The battle over “Happy Birthday” began in 2013 after filmmaker, Jennifer Nelson, received a copyright claim from Warner/Chappell Music Inc. and was asked to pay $1,500 for using the “Happy Birthday To You” song.
Three years later, US District Judge George King ruled that the most famous song of all times is public domain and dismissed the ownership claim. Furthermore, the judge ordered the Warner team to pay $4.6 million in fees, in what was described as an unusually positive result.
“Given the unusually positive results achieved by the settlement, the highly complex nature of the action, the risk class counsel faced by taking this case on a contingency-fee basis, and the impressive skill and effort of counsel, we conclude that a 1.2 multiplier is warranted,” King wrote in a fee order on Tuesday, in the case Rupa Marya v. Warner/Chappell Music Inc.

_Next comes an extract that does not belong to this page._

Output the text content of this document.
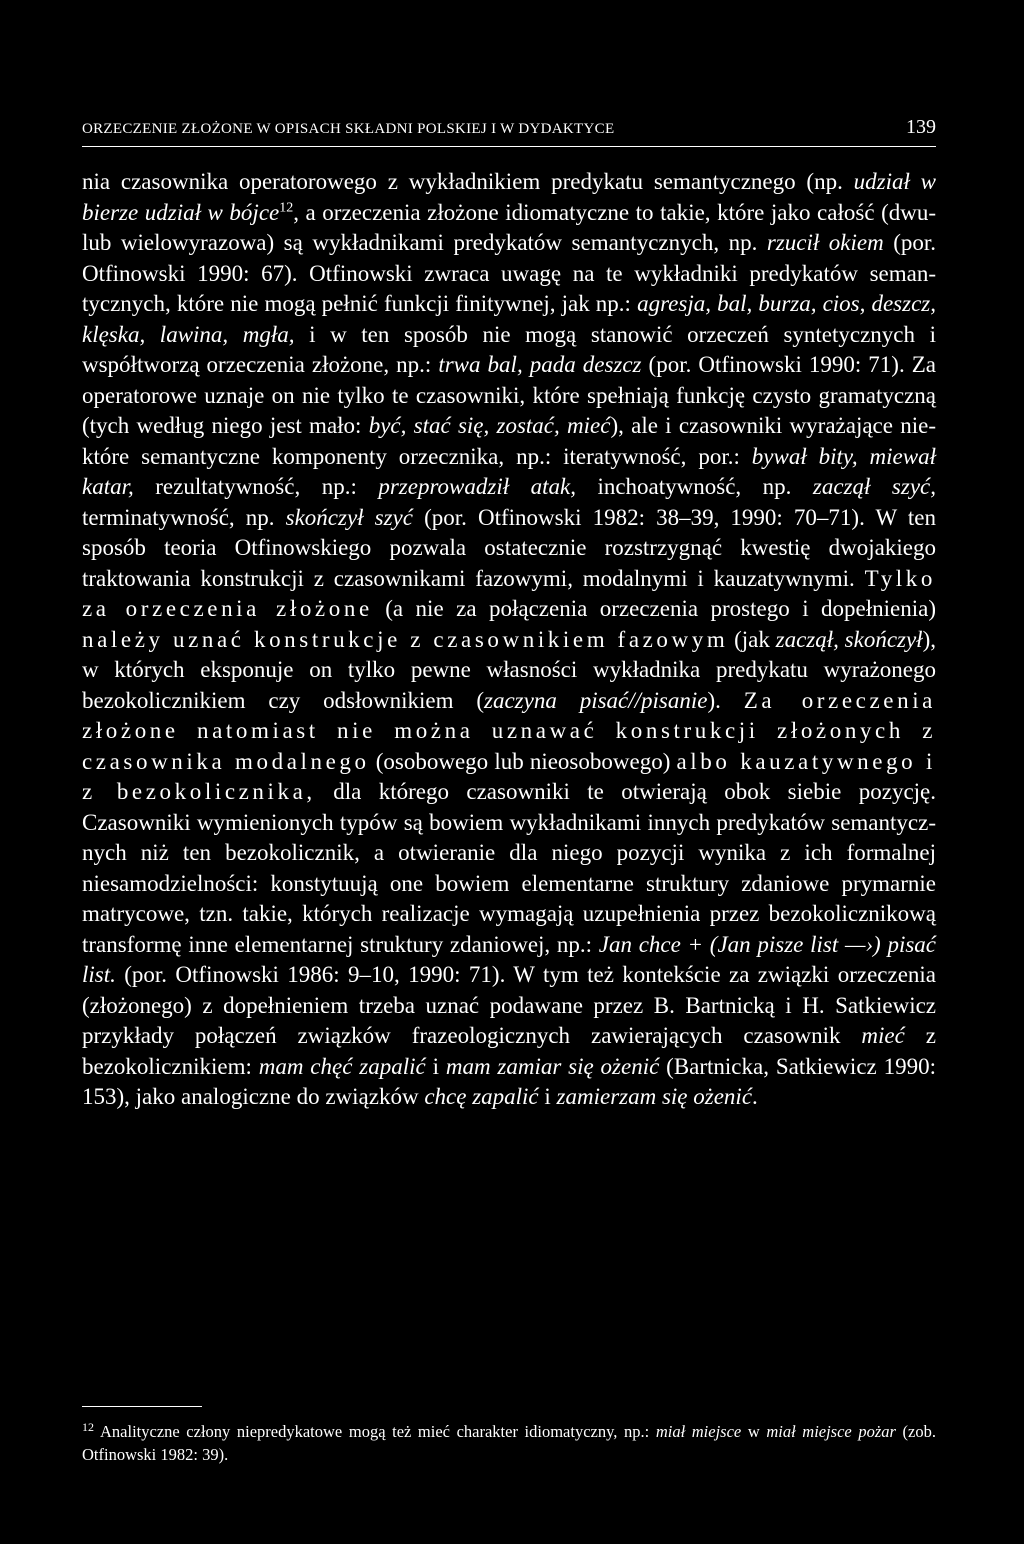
ORZECZENIE ZŁOŻONE W OPISACH SKŁADNI POLSKIEJ I W DYDAKTYCE	139

nia czasownika operatorowego z wykładnikiem predykatu semantycznego (np. udział w bierze udział w bójce$^{12}$, a orzeczenia złożone idiomatyczne to takie, które jako całość (dwu- lub wielowyrazowa) są wykładnikami predykatów semantycznych, np. rzucił okiem (por. Otfinowski 1990: 67). Otfinowski zwraca uwagę na te wykładniki predykatów semantycznych, które nie mogą pełnić funkcji finitywnej, jak np.: agresja, bal, burza, cios, deszcz, klęska, lawina, mgła, i w ten sposób nie mogą stanowić orzeczeń syntetycznych i współtworzą orzeczenia złożone, np.: trwa bal, pada deszcz (por. Otfinowski 1990: 71). Za operatorowe uznaje on nie tylko te czasowniki, które spełniają funkcję czysto gramatyczną (tych według niego jest mało: być, stać się, zostać, mieć), ale i czasowniki wyrażające niektóre semantyczne komponenty orzecznika, np.: iteratywność, por.: bywał bity, miewał katar, rezultatywność, np.: przeprowadził atak, inchoatywność, np. zaczął szyć, terminatywność, np. skończył szyć (por. Otfinowski 1982: 38–39, 1990: 70–71). W ten sposób teoria Otfinowskiego pozwala ostatecznie rozstrzygnąć kwestię dwojakiego traktowania konstrukcji z czasownikami fazowymi, modalnymi i kauzatywnymi. Tylko za orzeczenia złożone (a nie za połączenia orzeczenia prostego i dopełnienia) należy uznać konstrukcje z czasownikiem fazowym (jak zaczął, skończył), w których eksponuje on tylko pewne własności wykładnika predykatu wyrażonego bezokolicznikiem czy odsłownikiem (zaczyna pisać//pisanie). Za orzeczenia złożone natomiast nie można uznawać konstrukcji złożonych z czasownika modalnego (osobowego lub nieosobowego) albo kauzatywnego i z bezokolicznika, dla którego czasowniki te otwierają obok siebie pozycję. Czasowniki wymienionych typów są bowiem wykładnikami innych predykatów semantycznych niż ten bezokolicznik, a otwieranie dla niego pozycji wynika z ich formalnej niesamodzielności: konstytuują one bowiem elementarne struktury zdaniowe prymarnie matrycowe, tzn. takie, których realizacje wymagają uzupełnienia przez bezokolicznikową transformę inne elementarnej struktury zdaniowej, np.: Jan chce + (Jan pisze list —›) pisać list. (por. Otfinowski 1986: 9–10, 1990: 71). W tym też kontekście za związki orzeczenia (złożonego) z dopełnieniem trzeba uznać podawane przez B. Bartnicką i H. Satkiewicz przykłady połączeń związków frazeologicznych zawierających czasownik mieć z bezokolicznikiem: mam chęć zapalić i mam zamiar się ożenić (Bartnicka, Satkiewicz 1990: 153), jako analogiczne do związków chcę zapalić i zamierzam się ożenić.

$^{12}$ Analityczne człony niepredykatowe mogą też mieć charakter idiomatyczny, np.: miał miejsce w miał miejsce pożar (zob. Otfinowski 1982: 39).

Author, Rupa Marya, started making a documentary about the “Birthday song” in 2013 when she was asked to pay Warner a royalty fee for the song. Thanks to the Marya’s team, we are all free to use the song which has generated about $5,000 per day, or $2 million a year in royalty fees.
Although evidence showed that the song had appeared in songbooks as early as the 1920s, the Warner company claimed ownership of the song in 1935. In addition, the court found no proof that Patty and Mildred Hill were the original authors of the song, as Warner claimed.

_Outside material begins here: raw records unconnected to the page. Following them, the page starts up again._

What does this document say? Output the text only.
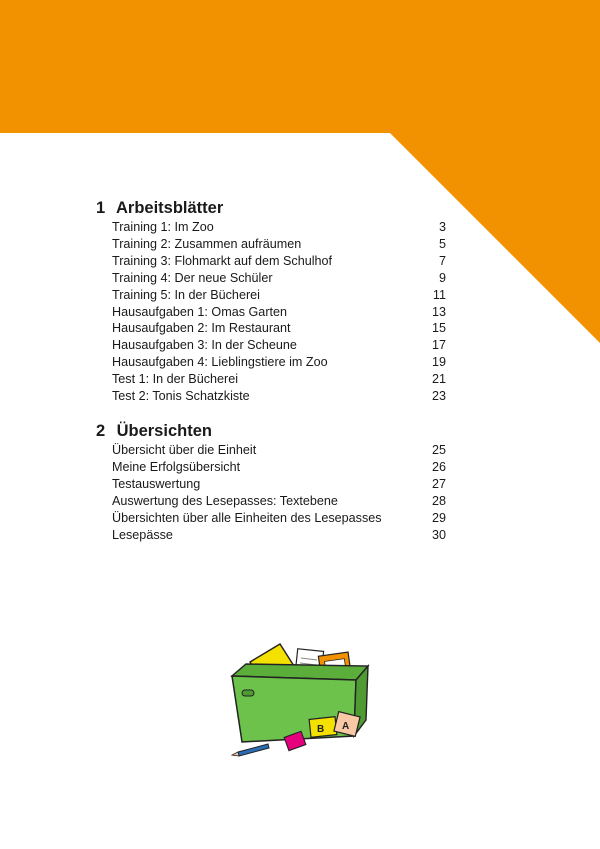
1 Arbeitsblätter
Training 1: Im Zoo	3
Training 2: Zusammen aufräumen	5
Training 3: Flohmarkt auf dem Schulhof	7
Training 4: Der neue Schüler	9
Training 5: In der Bücherei	11
Hausaufgaben 1: Omas Garten	13
Hausaufgaben 2: Im Restaurant	15
Hausaufgaben 3: In der Scheune	17
Hausaufgaben 4: Lieblingstiere im Zoo	19
Test 1: In der Bücherei	21
Test 2: Tonis Schatzkiste	23
2 Übersichten
Übersicht über die Einheit	25
Meine Erfolgsübersicht	26
Testauswertung	27
Auswertung des Lesepasses: Textebene	28
Übersichten über alle Einheiten des Lesepasses	29
Lesepässe	30
B A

“{A} reasonable fact finder could also find that the Happy Birthday lyrics were written by someone else…and that Patty’s 1935 claim to authorship was a post hoc attempt to take credit for the words that had long since become more famous and popular than the ones she wrote for the classic melody,” Judge King wrote.

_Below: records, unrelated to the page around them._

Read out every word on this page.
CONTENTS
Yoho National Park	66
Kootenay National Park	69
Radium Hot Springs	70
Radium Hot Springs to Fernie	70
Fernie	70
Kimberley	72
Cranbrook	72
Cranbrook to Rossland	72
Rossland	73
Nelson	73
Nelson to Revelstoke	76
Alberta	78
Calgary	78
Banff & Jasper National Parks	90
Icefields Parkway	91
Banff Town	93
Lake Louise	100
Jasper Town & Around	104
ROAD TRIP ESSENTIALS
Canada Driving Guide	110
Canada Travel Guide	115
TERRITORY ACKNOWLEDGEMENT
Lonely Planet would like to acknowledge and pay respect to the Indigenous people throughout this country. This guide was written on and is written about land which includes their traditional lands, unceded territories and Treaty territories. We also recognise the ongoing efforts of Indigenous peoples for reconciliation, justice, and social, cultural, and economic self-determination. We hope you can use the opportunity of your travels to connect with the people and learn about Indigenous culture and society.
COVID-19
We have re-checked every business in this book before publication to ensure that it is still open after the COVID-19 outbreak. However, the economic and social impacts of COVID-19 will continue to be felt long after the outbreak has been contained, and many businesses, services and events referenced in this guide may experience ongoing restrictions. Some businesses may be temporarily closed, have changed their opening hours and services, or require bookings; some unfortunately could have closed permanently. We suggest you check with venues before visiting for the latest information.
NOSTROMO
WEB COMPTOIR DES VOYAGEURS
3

It is not known how much losing this lawsuit is going to hurt the film company. Not only has Warner lost the right to copyright revenue and been ordered to pay $4.6 million to settle the lawsuit, the company has to give back a portion of the royalty money that it had acquired by 2009 and the full royalty amount collected from that year until today.
The attorneys who won the case against Warner have developed a business based on the Birthday Song lawsuit. In April they sued over the African American spiritual “We Shall Overcome”, and in June they sued over the Woody Guthrie tune, “This Land is Your Land.”